The Hertfordshire authority has plans to raise council tax, introduce artificial intelligence (AI) in the customer services department and cease the out-of-hours stray dog service, in an effort to balance the books.

Finance chiefs underestimated how much the council would spend in the current 2023/24 financial year when they set the budget in winter last year.

They will bust the original £14.96 million net day-to-day services budget by £3.34m when the financial year ends in April, according to a forecast.

“There is a general uncertain economic environment,” said Councillor Mark Watkin (LD, Nascot), who introduced the 2024/25 budget to his cabinet colleagues at a meeting on Monday, January 15.

He said “very hardworking staff” are being asked to consider voluntary redundancies.

“This is not the place we would like to be in,” Cllr Watkin added.

“We hope we may not need to go to compulsory redundancies.”

Draft budget documents reveal the authority would like to raise its share of council tax by 2.99 per cent – the maximum it can without holding a referendum.

It means residents in “average” band D properties will put £299.55 towards borough council services in 2024/25.

In a list of savings, the authority has proposed reducing the number of customer service staff by one full-time equivalent post and introducing new technology such as a webchat or AI system.

The process would save £24,000 per year in 2025/26 onwards.

Ending the out-of-hours stray dog service would save £15,000 per year.

A new planting scheme involving shrubs rather than seasonal bedding could save £12,000 each year, and a reduction in flower towers and hanging baskets would reduce costs by a further £9,000.

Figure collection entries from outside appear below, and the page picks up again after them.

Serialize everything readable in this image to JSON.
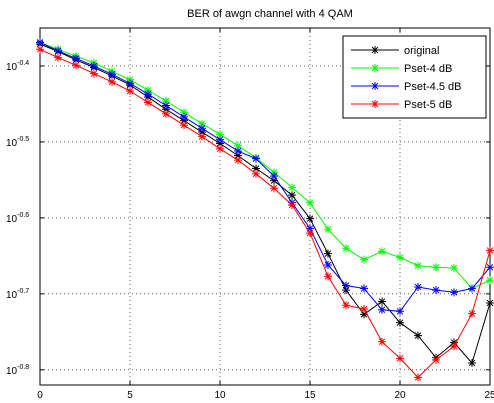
{
  "chart_data": {
    "type": "line",
    "title": "BER of awgn channel  with  4 QAM",
    "xlabel": "",
    "ylabel": "",
    "x_range": [
      0,
      25
    ],
    "y_scale": "log",
    "y_range_log10": [
      -0.82,
      -0.35
    ],
    "grid": "dotted",
    "legend_position": "top-right",
    "x_ticks": [
      0,
      5,
      10,
      15,
      20,
      25
    ],
    "x_tick_labels": [
      "0",
      "5",
      "10",
      "15",
      "20",
      "25"
    ],
    "y_ticks_exponent": [
      -0.4,
      -0.5,
      -0.6,
      -0.7,
      -0.8
    ],
    "y_tick_bases": [
      "10",
      "10",
      "10",
      "10",
      "10"
    ],
    "y_tick_exponents": [
      "-0.4",
      "-0.5",
      "-0.6",
      "-0.7",
      "-0.8"
    ],
    "x": [
      0,
      1,
      2,
      3,
      4,
      5,
      6,
      7,
      8,
      9,
      10,
      11,
      12,
      13,
      14,
      15,
      16,
      17,
      18,
      19,
      20,
      21,
      22,
      23,
      24,
      25
    ],
    "series": [
      {
        "name": "original",
        "color": "#000000",
        "log10_values": [
          -0.371,
          -0.381,
          -0.392,
          -0.402,
          -0.413,
          -0.425,
          -0.441,
          -0.457,
          -0.472,
          -0.487,
          -0.502,
          -0.518,
          -0.535,
          -0.551,
          -0.57,
          -0.601,
          -0.647,
          -0.695,
          -0.727,
          -0.71,
          -0.738,
          -0.755,
          -0.784,
          -0.764,
          -0.791,
          -0.712
        ]
      },
      {
        "name": "Pset-4 dB",
        "color": "#00ff00",
        "log10_values": [
          -0.369,
          -0.378,
          -0.387,
          -0.396,
          -0.407,
          -0.418,
          -0.432,
          -0.446,
          -0.461,
          -0.476,
          -0.49,
          -0.505,
          -0.521,
          -0.54,
          -0.56,
          -0.58,
          -0.615,
          -0.64,
          -0.655,
          -0.644,
          -0.652,
          -0.663,
          -0.665,
          -0.666,
          -0.693,
          -0.682
        ]
      },
      {
        "name": "Pset-4.5 dB",
        "color": "#0000ff",
        "log10_values": [
          -0.369,
          -0.38,
          -0.39,
          -0.4,
          -0.411,
          -0.423,
          -0.437,
          -0.452,
          -0.467,
          -0.482,
          -0.497,
          -0.512,
          -0.522,
          -0.545,
          -0.58,
          -0.614,
          -0.662,
          -0.689,
          -0.693,
          -0.721,
          -0.723,
          -0.691,
          -0.695,
          -0.698,
          -0.693,
          -0.665
        ]
      },
      {
        "name": "Pset-5 dB",
        "color": "#ff0000",
        "log10_values": [
          -0.378,
          -0.389,
          -0.399,
          -0.41,
          -0.421,
          -0.433,
          -0.448,
          -0.463,
          -0.478,
          -0.493,
          -0.509,
          -0.524,
          -0.542,
          -0.561,
          -0.583,
          -0.62,
          -0.677,
          -0.715,
          -0.72,
          -0.763,
          -0.785,
          -0.81,
          -0.787,
          -0.769,
          -0.726,
          -0.643
        ]
      }
    ]
  }
}
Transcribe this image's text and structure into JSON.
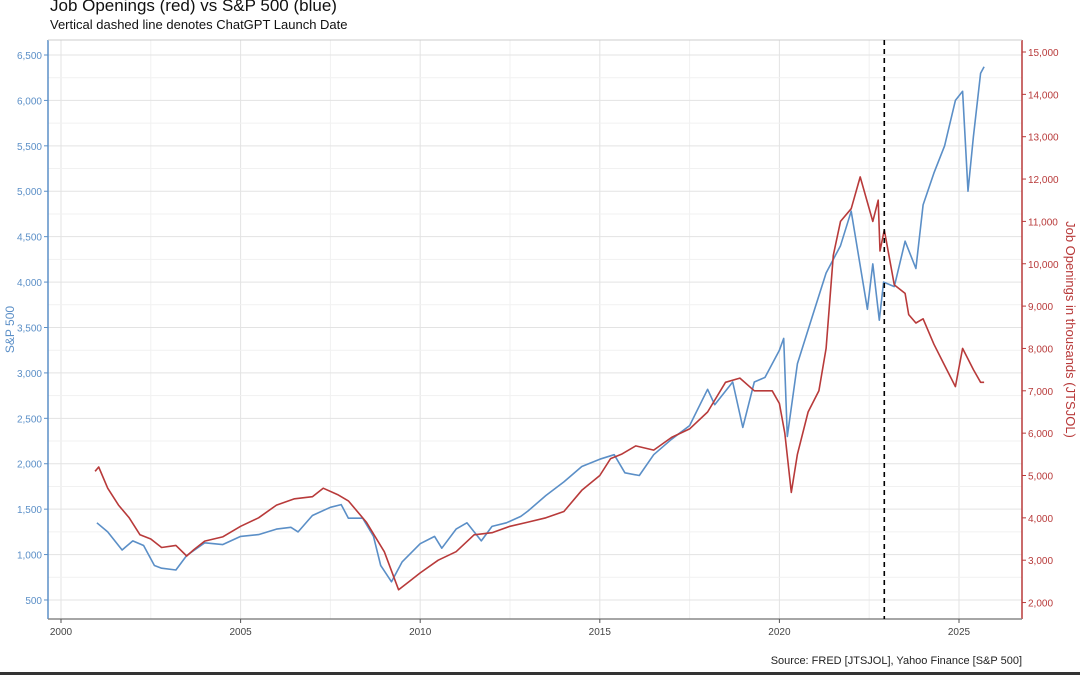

Bus shelter advertisements could bring in £77,000 per year from 2025/26, the draft notes.

Commercial income, including from Watford Business Park, could add £800,000 to council budgets each year in the medium term.

“We are facing our greatest financial challenge yet and we are facing that now,” Cllr Watkin said.

He said the budget was set against a backdrop of local authorities filing section 114 notices, which means their budgets are unbalanced and they must halt non-essential spending – including borough councils along the M25 motorway covering Woking, Surrey and Thurrock, Essex.

“That is not the case in Watford,” he added.

According to meeting papers, the overspend in 2023/24 will be met using reserves including an economic impact reserve, plus a fees and charges rise which came into force earlier in January.